With the dominion of the physical book becoming more scarce, the value of the rare book seems to be increasing. This year's New York Antiquarian Book Fair displays some exquisite and historical tomes that raise the bar on beauty and art.
What does a book's cover reveal? A binding oftentimes says a lot about what's imparted within. For instance, Ursus Rare Books Italiani di Mussolini in A.O. by Celso Maria Garatti 1937 has a binding that speaks volumes about its content. This large folio's cover is composed of copper tubes on its spine and onlaid metal on it's front. As Ursus notes, "it is a binding that is completely over the top, Fascist bombast at its most preposterous." Mimicking its content, the binding's symbolism, especially the metal axe, illustrates Mussolini's dictatorial directives, in this case, it is the "brilliant conquest of poorly armed Africans" by the leader's might. Aesthetically very 20's / 30's, the binding's typography and cover presents and suggests a most powerful political image.
A most impressive cover is that of Michael Steinbach's "1906" Calendar by Carl Ottto Czeschka. Pubished in Viennna and composed of twelve leaves, the work has colored lithographed plates by the Sucessionist artist. It is only one of a hundred numbered copies and illustrates within "for each month a human being or animal, surrounded by an ornamental border." Printed in blue and with wrappers and ornaments printed in black, it is a most elegant volume. But, it is its dazzling cover which displays Czeschka's artistry most brilliantly. The sinewy detailed curves that form its border mirror the very modern typography of its title, 1906. The subtle radius of the boxed-in numbers play into the swirls of it's outlying decoration. So discreet yet so poignant. Very indicative of this period, Czeschka's calendar cover unmasks the beauty of the illustrations between the covers.

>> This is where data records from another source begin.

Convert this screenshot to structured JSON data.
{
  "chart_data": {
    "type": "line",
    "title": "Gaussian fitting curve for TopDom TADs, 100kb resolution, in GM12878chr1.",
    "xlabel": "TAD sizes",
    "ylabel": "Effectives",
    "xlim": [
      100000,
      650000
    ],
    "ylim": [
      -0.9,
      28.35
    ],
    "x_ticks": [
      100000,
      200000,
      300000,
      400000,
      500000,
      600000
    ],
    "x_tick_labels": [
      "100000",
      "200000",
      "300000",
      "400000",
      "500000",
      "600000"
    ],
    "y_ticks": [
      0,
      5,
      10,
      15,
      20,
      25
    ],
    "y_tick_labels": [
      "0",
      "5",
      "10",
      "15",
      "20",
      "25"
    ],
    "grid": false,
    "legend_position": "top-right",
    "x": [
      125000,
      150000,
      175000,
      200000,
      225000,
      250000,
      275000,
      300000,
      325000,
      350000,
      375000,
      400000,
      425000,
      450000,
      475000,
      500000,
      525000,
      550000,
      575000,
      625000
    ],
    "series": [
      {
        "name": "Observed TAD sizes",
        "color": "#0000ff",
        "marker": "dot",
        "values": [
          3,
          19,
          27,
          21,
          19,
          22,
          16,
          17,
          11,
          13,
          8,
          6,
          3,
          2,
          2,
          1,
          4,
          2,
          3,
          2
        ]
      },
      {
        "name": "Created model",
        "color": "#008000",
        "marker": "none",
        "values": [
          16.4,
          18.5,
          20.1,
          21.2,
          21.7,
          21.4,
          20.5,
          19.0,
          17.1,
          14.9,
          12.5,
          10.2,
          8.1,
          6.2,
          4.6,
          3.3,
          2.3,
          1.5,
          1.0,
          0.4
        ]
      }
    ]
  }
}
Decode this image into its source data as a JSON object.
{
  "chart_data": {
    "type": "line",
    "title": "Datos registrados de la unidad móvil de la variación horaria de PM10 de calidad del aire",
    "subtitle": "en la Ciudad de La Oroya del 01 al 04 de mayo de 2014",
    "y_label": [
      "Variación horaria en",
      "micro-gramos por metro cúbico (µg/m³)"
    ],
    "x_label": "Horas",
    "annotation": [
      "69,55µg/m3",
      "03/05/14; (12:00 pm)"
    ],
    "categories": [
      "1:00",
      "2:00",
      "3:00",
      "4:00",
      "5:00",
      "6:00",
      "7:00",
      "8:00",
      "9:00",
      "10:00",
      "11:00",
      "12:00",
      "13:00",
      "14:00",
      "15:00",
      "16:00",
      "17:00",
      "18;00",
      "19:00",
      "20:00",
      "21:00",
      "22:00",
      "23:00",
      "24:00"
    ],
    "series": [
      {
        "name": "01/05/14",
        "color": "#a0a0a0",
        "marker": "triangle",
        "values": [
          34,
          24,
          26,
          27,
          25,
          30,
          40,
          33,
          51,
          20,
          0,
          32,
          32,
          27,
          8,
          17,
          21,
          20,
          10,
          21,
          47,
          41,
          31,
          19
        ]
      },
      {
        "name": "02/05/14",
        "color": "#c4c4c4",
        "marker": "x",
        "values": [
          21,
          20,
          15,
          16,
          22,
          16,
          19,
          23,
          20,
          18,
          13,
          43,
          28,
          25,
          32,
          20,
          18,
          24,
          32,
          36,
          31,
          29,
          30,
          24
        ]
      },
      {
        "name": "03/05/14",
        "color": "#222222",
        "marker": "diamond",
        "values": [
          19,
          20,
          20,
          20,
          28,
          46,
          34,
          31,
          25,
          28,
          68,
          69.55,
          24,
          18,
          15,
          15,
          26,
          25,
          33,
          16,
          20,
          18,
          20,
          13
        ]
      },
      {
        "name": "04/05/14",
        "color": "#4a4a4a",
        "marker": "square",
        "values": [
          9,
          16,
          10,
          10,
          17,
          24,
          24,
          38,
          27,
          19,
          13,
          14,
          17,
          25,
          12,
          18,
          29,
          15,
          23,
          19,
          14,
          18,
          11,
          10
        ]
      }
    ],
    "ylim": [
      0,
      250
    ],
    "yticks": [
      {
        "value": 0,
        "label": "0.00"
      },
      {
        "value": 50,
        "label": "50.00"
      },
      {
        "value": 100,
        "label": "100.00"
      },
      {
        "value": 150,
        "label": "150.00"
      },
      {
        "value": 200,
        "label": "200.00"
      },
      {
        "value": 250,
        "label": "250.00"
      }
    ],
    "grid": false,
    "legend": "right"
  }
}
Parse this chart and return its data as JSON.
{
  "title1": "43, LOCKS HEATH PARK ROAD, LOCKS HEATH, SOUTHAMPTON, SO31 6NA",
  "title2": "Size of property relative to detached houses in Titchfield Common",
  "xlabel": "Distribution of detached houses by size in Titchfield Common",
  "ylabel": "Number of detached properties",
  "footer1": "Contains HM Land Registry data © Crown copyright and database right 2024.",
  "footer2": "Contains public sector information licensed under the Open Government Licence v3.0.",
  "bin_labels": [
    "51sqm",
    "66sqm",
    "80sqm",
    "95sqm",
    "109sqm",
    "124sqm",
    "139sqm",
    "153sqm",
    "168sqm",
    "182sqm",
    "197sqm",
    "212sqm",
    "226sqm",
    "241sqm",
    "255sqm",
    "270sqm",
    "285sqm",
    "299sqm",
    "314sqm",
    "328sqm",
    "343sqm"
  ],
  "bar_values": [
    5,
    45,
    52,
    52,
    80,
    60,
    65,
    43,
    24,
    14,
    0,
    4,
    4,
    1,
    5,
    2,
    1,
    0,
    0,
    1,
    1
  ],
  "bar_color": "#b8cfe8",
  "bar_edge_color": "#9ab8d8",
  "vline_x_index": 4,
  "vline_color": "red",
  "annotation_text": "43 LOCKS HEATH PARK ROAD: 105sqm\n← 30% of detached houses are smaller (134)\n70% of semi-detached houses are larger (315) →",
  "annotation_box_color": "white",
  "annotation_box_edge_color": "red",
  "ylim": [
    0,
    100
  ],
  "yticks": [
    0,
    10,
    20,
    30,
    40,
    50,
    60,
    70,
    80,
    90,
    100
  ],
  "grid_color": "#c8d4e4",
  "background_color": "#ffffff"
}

Mr. Steinbach's other illustrious little tome, entitled "Josef Hoffmann 1870 - 1956," is a compendium of the architect/ designer's works. Listing 146 items by Hoffmann, the text includes an introduction. But, it is the cover that says it all. The typically Hoffmann-like black and white squares in perfect geometric scale reveal everything about what's inside, both in style and feel. It's a special little book, especially meaningful to those Wiener Werkstatte lovers.
Speaking of covers, one of the most renown is that of "Le Petit Prince." Charles Agvent's copy of Saint-Exupery's Reynal &Hitchcock's 1943 First Edition is rare indeed. This tome is #163 of only 260 numbered signed copies by the author. Mr. Agvent is eager to point out Exupery's small, clearly recognizable writing / signature below the title on the tipped-in limitation age. As the rare bookseller notes, "This American edition appeared before the French or English editions, and this the ONLY way to obtain a signed edition of this book as the author was assigned to fly with the French Free Air Force shortly before publication and went missing about a year later while on a mission." This limited French edition is extremely scarce. As for the cover, it's dustwrapper is the original with the matching number in ink on the spine. Coinciding with the Morgan Library's exhibition on "The Little Prince," this volume gains in value and recognition.
The beautiful and valuable volumes offered at the New York Antiquarian Book Fair in New York this year is a special treat. As what's on the exterior is otentimes as important to what's within, a true success lies in the marriage of what's On and Between the Covers.